Per quanto riguarda invece gli aiuti bilaterali, in assenza di dati ufficiali, è ad oggi impossibile stimare quanto effettivamente la Cina abbia donato ai paesi africani. In un “libro bianco” pubblicato nel 2011 è stato rivelato che gli aiuti cinesi fino al 2009 ammontavano a circa 40 miliardi di dollari, il 45,7% dei quali diretto in Africa, il maggiore destinatario davanti all’Asia che ne ha assorbito il 33% circa. Oltre all’assistenza tecnica per la realizzazione di infrastrutture, la Cina fornisce aiuti ai paesi africani secondo tre modalità principali: donazioni (specialmente in kind), prestiti a interessi zero e prestiti di natura concessionale. Questi ultimi, che sono i più frequenti, sono gestiti in prevalenza dalla Exim Bank. Tali prestiti non vengono conteggiati come veri e propri aiuti dato che i termini previsti per il rimborso non rientrano nella definizione di aiuto dell’Ocse, ma – anche alla luce dei nuovi propositi dell’ultimo Focac – fanno attualmente della Cina il maggior finanziatore dei paesi africani, ancora più di Banca Mondiale e Fondo Monetario Internazionale.

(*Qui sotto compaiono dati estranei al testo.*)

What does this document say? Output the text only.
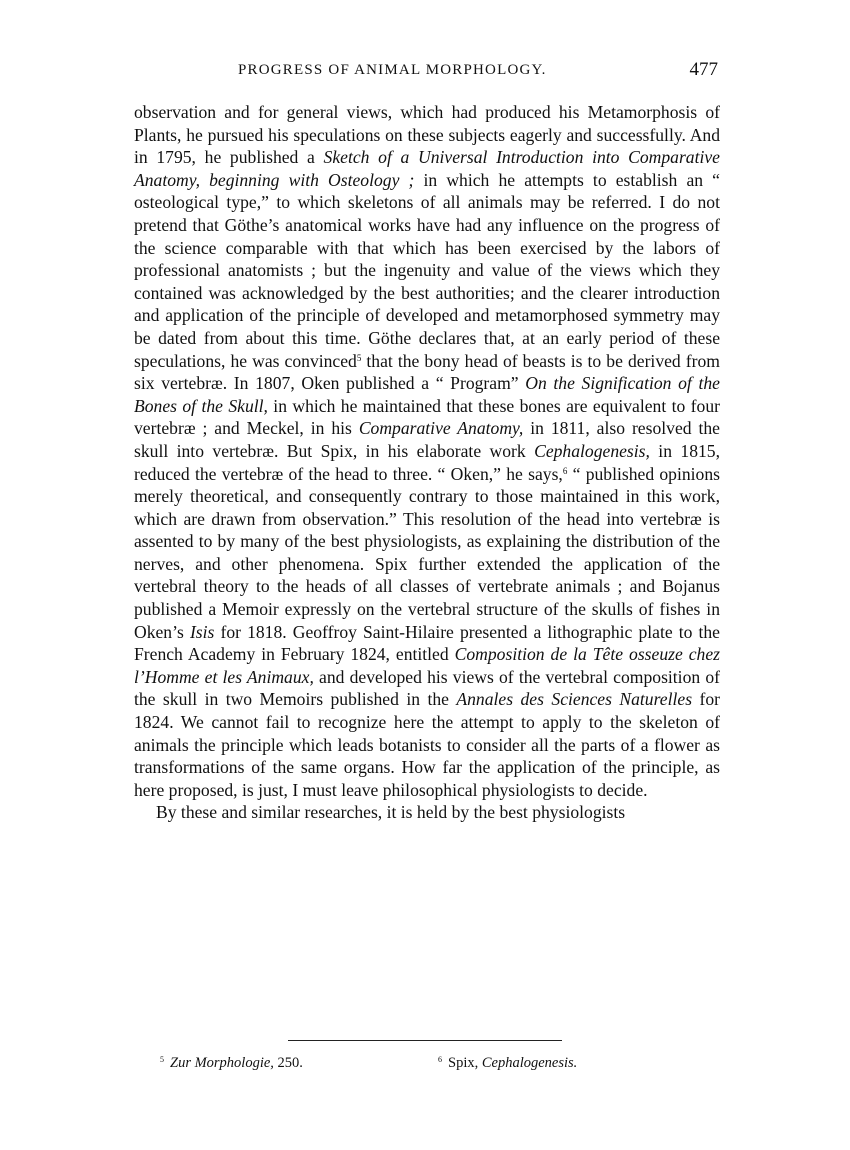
PROGRESS OF ANIMAL MORPHOLOGY.	477

observation and for general views, which had produced his Metamorphosis of Plants, he pursued his speculations on these subjects eagerly and successfully. And in 1795, he published a Sketch of a Universal Introduction into Comparative Anatomy, beginning with Osteology ; in which he attempts to establish an “ osteological type,” to which skeletons of all animals may be referred. I do not pretend that Göthe’s anatomical works have had any influence on the progress of the science comparable with that which has been exercised by the labors of professional anatomists ; but the ingenuity and value of the views which they contained was acknowledged by the best authorities; and the clearer introduction and application of the principle of developed and metamorphosed symmetry may be dated from about this time. Göthe declares that, at an early period of these speculations, he was convinced$^5$ that the bony head of beasts is to be derived from six vertebræ. In 1807, Oken published a “ Program” On the Signification of the Bones of the Skull, in which he maintained that these bones are equivalent to four vertebræ ; and Meckel, in his Comparative Anatomy, in 1811, also resolved the skull into vertebræ. But Spix, in his elaborate work Cephalogenesis, in 1815, reduced the vertebræ of the head to three. “ Oken,” he says,$^6$ “ published opinions merely theoretical, and consequently contrary to those maintained in this work, which are drawn from observation.” This resolution of the head into vertebræ is assented to by many of the best physiologists, as explaining the distribution of the nerves, and other phenomena. Spix further extended the application of the vertebral theory to the heads of all classes of vertebrate animals ; and Bojanus published a Memoir expressly on the vertebral structure of the skulls of fishes in Oken’s Isis for 1818. Geoffroy Saint-Hilaire presented a lithographic plate to the French Academy in February 1824, entitled Composition de la Tête osseuze chez l’Homme et les Animaux, and developed his views of the vertebral composition of the skull in two Memoirs published in the Annales des Sciences Naturelles for 1824. We cannot fail to recognize here the attempt to apply to the skeleton of animals the principle which leads botanists to consider all the parts of a flower as transformations of the same organs. How far the application of the principle, as here proposed, is just, I must leave philosophical physiologists to decide.

By these and similar researches, it is held by the best physiologists

$^5$ Zur Morphologie, 250.	$^6$ Spix, Cephalogenesis.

Fino a che punto queste crescenti interazioni, oltre a riflettere l’interesse economico e l’ambizione internazionale della Cina, diano dei benefici ai partner africani è argomento di discussione. Di certo hanno ridotto la dipendenza dai paesi sviluppati, mentre gli investimenti cinesi hanno portato occupazione e nuove tecnologie. La posizione dei paesi africani nei confronti della Cina è comunque ancora debole. L’idea, sostenuta anche durante l’ultimo Focac, di allargare il tavolo delle negoziazioni al livello sub-regionale, sembra ragionevole per rafforzare il potere negoziale dei paesi africani più deboli.